Presentation and bio Longevity: The role of regenerative medicine in longevity
Joaquim Sampaio Cabral
23 JUN, 16:00
At this conference, Joaquim Sampaio Cabral will talk about the theme of Regenerative Medicine and its role in human longevity. The theories of aging and regeneration are discussed from the point of view of molecular and cellular biotechnology, comparing regeneration between species, from primitive protozoa (Tetrahymena) and multicellular species (Hydra and Planaria) with regenerative potential and replicative immortality without aging to vertebrates in whom the repression of immortality is observed from the beginning of the embryo’s development. These beings experience a decline in the function of tissues and organs with age, linked to the loss both of the number and activity of stem cells.

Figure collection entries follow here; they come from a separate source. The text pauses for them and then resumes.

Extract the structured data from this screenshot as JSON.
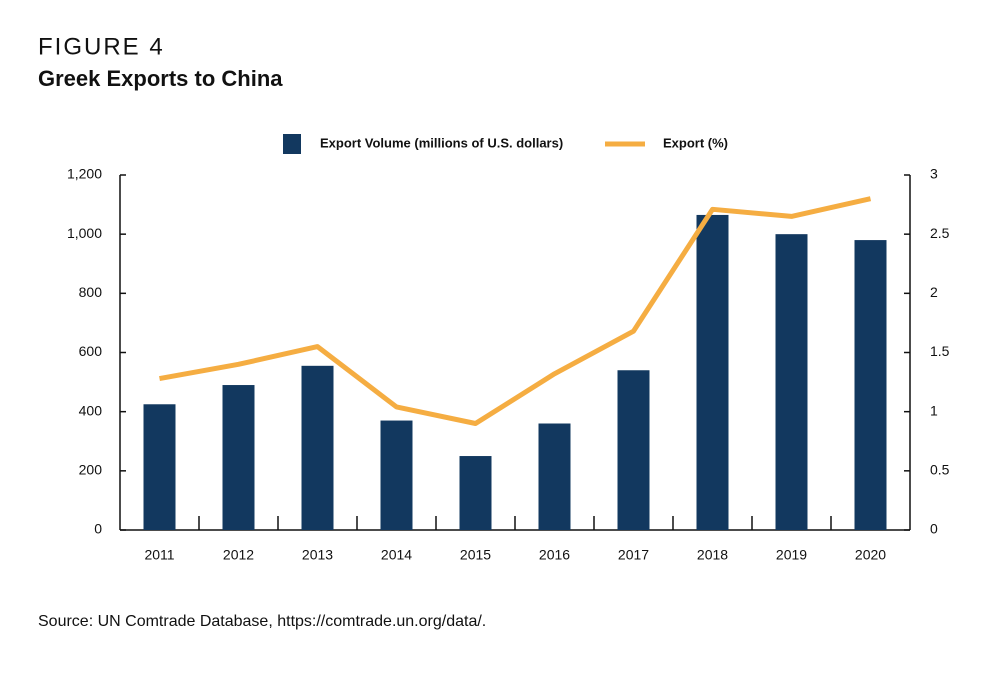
{
  "chart_data": {
    "type": "bar",
    "label": "FIGURE 4",
    "title": "Greek Exports to China",
    "source": "Source: UN Comtrade Database, https://comtrade.un.org/data/.",
    "categories": [
      "2011",
      "2012",
      "2013",
      "2014",
      "2015",
      "2016",
      "2017",
      "2018",
      "2019",
      "2020"
    ],
    "series": [
      {
        "name": "Export Volume (millions of U.S. dollars)",
        "type": "bar",
        "color": "#12385f",
        "values": [
          425,
          490,
          555,
          370,
          250,
          360,
          540,
          1065,
          1000,
          980
        ]
      },
      {
        "name": "Export (%)",
        "type": "line",
        "axis": "y2",
        "color": "#f5ad42",
        "values": [
          1.28,
          1.4,
          1.55,
          1.04,
          0.9,
          1.32,
          1.68,
          2.71,
          2.65,
          2.8
        ]
      }
    ],
    "ylim": [
      0,
      1200
    ],
    "yticks": [
      0,
      200,
      400,
      600,
      800,
      {
        "value": 1000,
        "label": "1,000"
      },
      {
        "value": 1200,
        "label": "1,200"
      }
    ],
    "y2lim": [
      0,
      3
    ],
    "y2ticks": [
      0,
      0.5,
      1,
      1.5,
      2,
      2.5,
      3
    ],
    "grid": false,
    "legend": "top"
  }
}
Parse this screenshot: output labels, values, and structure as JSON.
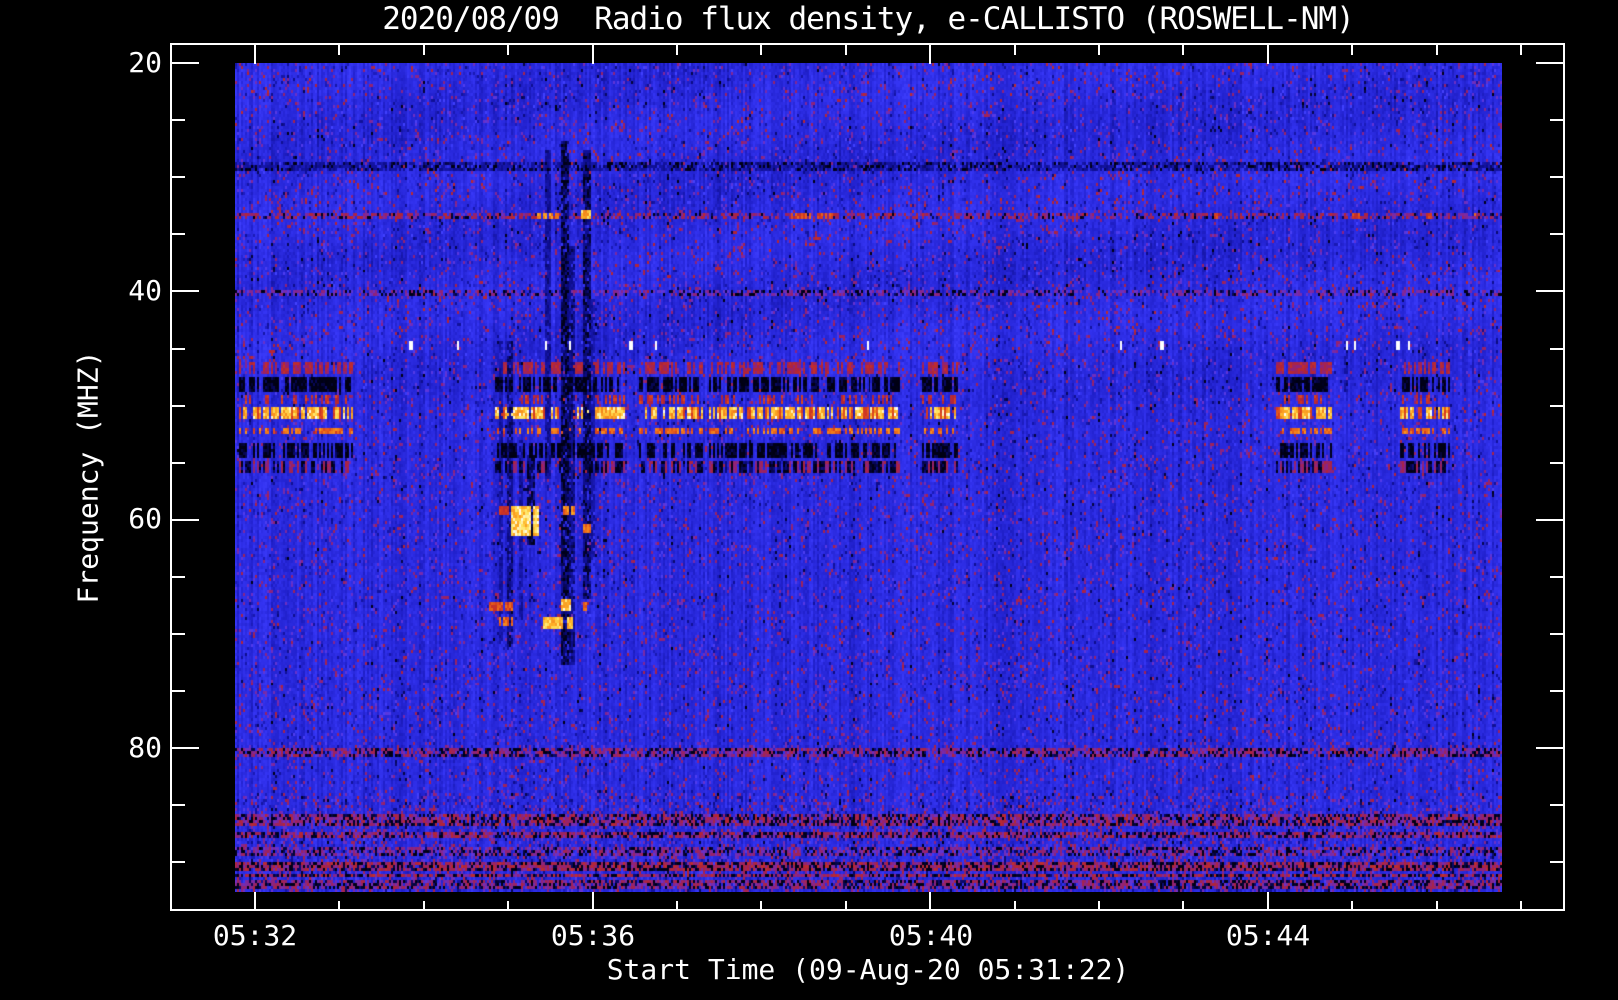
{
  "chart_data": {
    "type": "heatmap",
    "title": "2020/08/09  Radio flux density, e-CALLISTO (ROSWELL-NM)",
    "xlabel": "Start Time (09-Aug-20 05:31:22)",
    "ylabel": "Frequency (MHZ)",
    "observatory": "ROSWELL-NM",
    "instrument": "e-CALLISTO",
    "date": "2020/08/09",
    "start_time": "05:31:22",
    "x_axis": {
      "major_ticks": [
        {
          "label": "05:32",
          "minutes_from_0531": 1
        },
        {
          "label": "05:36",
          "minutes_from_0531": 5
        },
        {
          "label": "05:40",
          "minutes_from_0531": 9
        },
        {
          "label": "05:44",
          "minutes_from_0531": 13
        }
      ],
      "minor_tick_minutes": [
        2,
        3,
        4,
        6,
        7,
        8,
        10,
        11,
        12,
        14,
        15,
        16
      ]
    },
    "y_axis": {
      "major_ticks": [
        {
          "label": "20",
          "mhz": 20
        },
        {
          "label": "40",
          "mhz": 40
        },
        {
          "label": "60",
          "mhz": 60
        },
        {
          "label": "80",
          "mhz": 80
        }
      ],
      "minor_tick_mhz": [
        25,
        30,
        35,
        45,
        50,
        55,
        65,
        70,
        75,
        85,
        90
      ],
      "direction": "increasing-downward"
    },
    "data_extent": {
      "freq_mhz": [
        20,
        92.6
      ],
      "time_fraction": [
        0,
        1
      ],
      "time_span_minutes": 15
    },
    "colormap_stops": [
      [
        0.0,
        "#000008"
      ],
      [
        0.1,
        "#00001a"
      ],
      [
        0.16,
        "#0d0d8c"
      ],
      [
        0.3,
        "#2121cd"
      ],
      [
        0.45,
        "#3434f2"
      ],
      [
        0.55,
        "#4242ff"
      ],
      [
        0.6,
        "#6a30c8"
      ],
      [
        0.66,
        "#8c2380"
      ],
      [
        0.72,
        "#b02438"
      ],
      [
        0.8,
        "#d53a1f"
      ],
      [
        0.87,
        "#f07818"
      ],
      [
        0.93,
        "#ffb428"
      ],
      [
        0.97,
        "#ffe560"
      ],
      [
        1.0,
        "#ffffff"
      ]
    ],
    "background_color": "#000000",
    "axis_color": "#ffffff",
    "features": {
      "noise": {
        "col_base": 0.3,
        "col_var": 0.14,
        "jitter": 0.1,
        "speckle_p": 0.09,
        "speckle_lo": 0.56,
        "speckle_hi": 0.72,
        "dark_p": 0.04,
        "bottom_boost_above_mhz": 84,
        "bottom_boost": 0.1
      },
      "h_bands": [
        {
          "f0": 28.6,
          "f1": 29.3,
          "p": 0.45,
          "lo": 0.16,
          "hi": 0.24,
          "darkp": 0.25
        },
        {
          "f0": 32.9,
          "f1": 33.6,
          "p": 0.45,
          "lo": 0.62,
          "hi": 0.74,
          "darkp": 0.1
        },
        {
          "f0": 39.6,
          "f1": 40.3,
          "p": 0.4,
          "lo": 0.58,
          "hi": 0.68,
          "darkp": 0.2
        },
        {
          "f0": 79.7,
          "f1": 80.8,
          "p": 0.5,
          "lo": 0.6,
          "hi": 0.72,
          "darkp": 0.25
        },
        {
          "f0": 85.8,
          "f1": 87.9,
          "p": 0.55,
          "lo": 0.6,
          "hi": 0.74,
          "darkp": 0.3
        },
        {
          "f0": 88.7,
          "f1": 89.6,
          "p": 0.45,
          "lo": 0.58,
          "hi": 0.7,
          "darkp": 0.25
        },
        {
          "f0": 90.2,
          "f1": 91.4,
          "p": 0.6,
          "lo": 0.62,
          "hi": 0.76,
          "darkp": 0.35
        },
        {
          "f0": 91.7,
          "f1": 92.4,
          "p": 0.5,
          "lo": 0.6,
          "hi": 0.72,
          "darkp": 0.3
        }
      ],
      "rfi_clusters": [
        [
          0.002,
          0.092
        ],
        [
          0.204,
          0.307
        ],
        [
          0.318,
          0.369
        ],
        [
          0.373,
          0.525
        ],
        [
          0.542,
          0.571
        ],
        [
          0.823,
          0.867
        ],
        [
          0.921,
          0.959
        ]
      ],
      "rfi_rows": [
        {
          "f0": 46.3,
          "f1": 47.3,
          "type": "red"
        },
        {
          "f0": 47.5,
          "f1": 48.8,
          "type": "dark"
        },
        {
          "f0": 49.1,
          "f1": 49.8,
          "type": "sparse-red"
        },
        {
          "f0": 50.1,
          "f1": 51.1,
          "type": "bright"
        },
        {
          "f0": 51.9,
          "f1": 52.6,
          "type": "orange"
        },
        {
          "f0": 53.2,
          "f1": 54.5,
          "type": "dark"
        },
        {
          "f0": 54.8,
          "f1": 55.8,
          "type": "dark-red"
        }
      ],
      "v_streaks": [
        {
          "t": 0.209,
          "f0": 44.3,
          "f1": 71.0,
          "w": 0.0016,
          "depth": 0.55
        },
        {
          "t": 0.217,
          "f0": 44.3,
          "f1": 71.4,
          "w": 0.0024,
          "depth": 0.7
        },
        {
          "t": 0.225,
          "f0": 53.0,
          "f1": 68.8,
          "w": 0.0016,
          "depth": 0.55
        },
        {
          "t": 0.233,
          "f0": 54.3,
          "f1": 62.2,
          "w": 0.0032,
          "depth": 0.8
        },
        {
          "t": 0.246,
          "f0": 27.6,
          "f1": 56.5,
          "w": 0.0024,
          "depth": 0.6
        },
        {
          "t": 0.26,
          "f0": 26.7,
          "f1": 72.7,
          "w": 0.0032,
          "depth": 0.85
        },
        {
          "t": 0.266,
          "f0": 36.0,
          "f1": 72.7,
          "w": 0.0024,
          "depth": 0.7
        },
        {
          "t": 0.277,
          "f0": 27.6,
          "f1": 67.0,
          "w": 0.0032,
          "depth": 0.8
        },
        {
          "t": 0.282,
          "f0": 40.7,
          "f1": 63.5,
          "w": 0.0016,
          "depth": 0.55
        },
        {
          "t": 0.878,
          "f0": 44.3,
          "f1": 48.7,
          "w": 0.0016,
          "depth": 0.6
        }
      ],
      "bursts": [
        {
          "t0": 0.218,
          "t1": 0.242,
          "f0": 58.7,
          "f1": 61.3,
          "lo": 0.9,
          "hi": 1.0,
          "p": 0.85
        },
        {
          "t0": 0.207,
          "t1": 0.215,
          "f0": 58.8,
          "f1": 59.5,
          "lo": 0.74,
          "hi": 0.82,
          "p": 0.8
        },
        {
          "t0": 0.257,
          "t1": 0.268,
          "f0": 58.7,
          "f1": 59.5,
          "lo": 0.82,
          "hi": 0.92,
          "p": 0.8
        },
        {
          "t0": 0.274,
          "t1": 0.28,
          "f0": 60.3,
          "f1": 61.1,
          "lo": 0.82,
          "hi": 0.9,
          "p": 0.8
        },
        {
          "t0": 0.2,
          "t1": 0.221,
          "f0": 67.1,
          "f1": 68.1,
          "lo": 0.76,
          "hi": 0.88,
          "p": 0.75
        },
        {
          "t0": 0.257,
          "t1": 0.268,
          "f0": 67.0,
          "f1": 68.1,
          "lo": 0.9,
          "hi": 1.0,
          "p": 0.85
        },
        {
          "t0": 0.274,
          "t1": 0.28,
          "f0": 67.1,
          "f1": 67.9,
          "lo": 0.8,
          "hi": 0.9,
          "p": 0.8
        },
        {
          "t0": 0.243,
          "t1": 0.266,
          "f0": 68.5,
          "f1": 69.6,
          "lo": 0.88,
          "hi": 0.98,
          "p": 0.8
        },
        {
          "t0": 0.207,
          "t1": 0.219,
          "f0": 68.6,
          "f1": 69.4,
          "lo": 0.8,
          "hi": 0.9,
          "p": 0.8
        },
        {
          "t0": 0.275,
          "t1": 0.279,
          "f0": 68.6,
          "f1": 69.2,
          "lo": 0.74,
          "hi": 0.84,
          "p": 0.8
        },
        {
          "t0": 0.238,
          "t1": 0.255,
          "f0": 32.9,
          "f1": 33.5,
          "lo": 0.84,
          "hi": 0.94,
          "p": 0.7
        },
        {
          "t0": 0.272,
          "t1": 0.281,
          "f0": 32.8,
          "f1": 33.6,
          "lo": 0.88,
          "hi": 0.98,
          "p": 0.7
        },
        {
          "t0": 0.438,
          "t1": 0.471,
          "f0": 33.0,
          "f1": 33.5,
          "lo": 0.76,
          "hi": 0.86,
          "p": 0.6
        },
        {
          "t0": 0.77,
          "t1": 0.776,
          "f0": 33.0,
          "f1": 33.5,
          "lo": 0.74,
          "hi": 0.84,
          "p": 0.8
        },
        {
          "t0": 0.882,
          "t1": 0.888,
          "f0": 33.0,
          "f1": 33.5,
          "lo": 0.74,
          "hi": 0.84,
          "p": 0.8
        },
        {
          "t0": 0.941,
          "t1": 0.946,
          "f0": 33.0,
          "f1": 33.5,
          "lo": 0.74,
          "hi": 0.84,
          "p": 0.8
        },
        {
          "t0": 0.978,
          "t1": 0.981,
          "f0": 33.0,
          "f1": 33.4,
          "lo": 0.8,
          "hi": 0.88,
          "p": 0.9
        }
      ],
      "white_specks": {
        "f0": 44.3,
        "f1": 45.1,
        "t_list": [
          0.138,
          0.175,
          0.245,
          0.264,
          0.312,
          0.332,
          0.499,
          0.7,
          0.732,
          0.878,
          0.885,
          0.919,
          0.927
        ]
      },
      "wisp": {
        "amp": 0.035,
        "fade_start_mhz": 45,
        "fade_width_mhz": 10
      }
    }
  }
}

We will also look at the role played by stem cells and anti-aging genes in longevity, their impact on the treatment of diseases and the duration of our lifetime, ending with a mention of the creation of organs for transplant, through the regeneration of tissue functionality, bio-artificial organs and the creation of organs through the use of the 3D-Bioprinting technique.
Joaquim Sampaio Cabral has a first degree in Chemical Engineering, with a PhD and a subsequent post-doctoral “aggregation” qualification in Biochemical Engineering from the Instituto Superior Técnico. He was also a post-doctoral fellow at the Massachusetts Institute of Technology (1983-84). He has been a full professor since 1992, and a distinguished professor at the IST (2015). Joaquim Cabral is the author of more than 580 international scientific publications in the areas of Stem-cell Biotechnology and Engineering and Regenerative Medicine. His research interests focus specifically on the culture and differentiation of human stem cells in adult cells and tissues, for use in regenerative medicine. He is the director and founder of the Institute of Bioengineering and Biosciences and was the founding president (2011-2018) of the Department of Bioengineering at IST. He is a founder member (2013) of the European Society of Biochemical Engineering Science, an honorary member of the European Federation of Biotechnology, Section on Applied Biocatalysis (2005), and a corresponding member of the Lisbon Academy of Sciences. He belongs to the editorial bodies of various international scientific journals, being a member of international assessment panels and a member, since 2014, of the Amgen Bioprocessing Center Advisory Board at the Keck Graduate Institute, School of Applied Life Sciences (California, USA).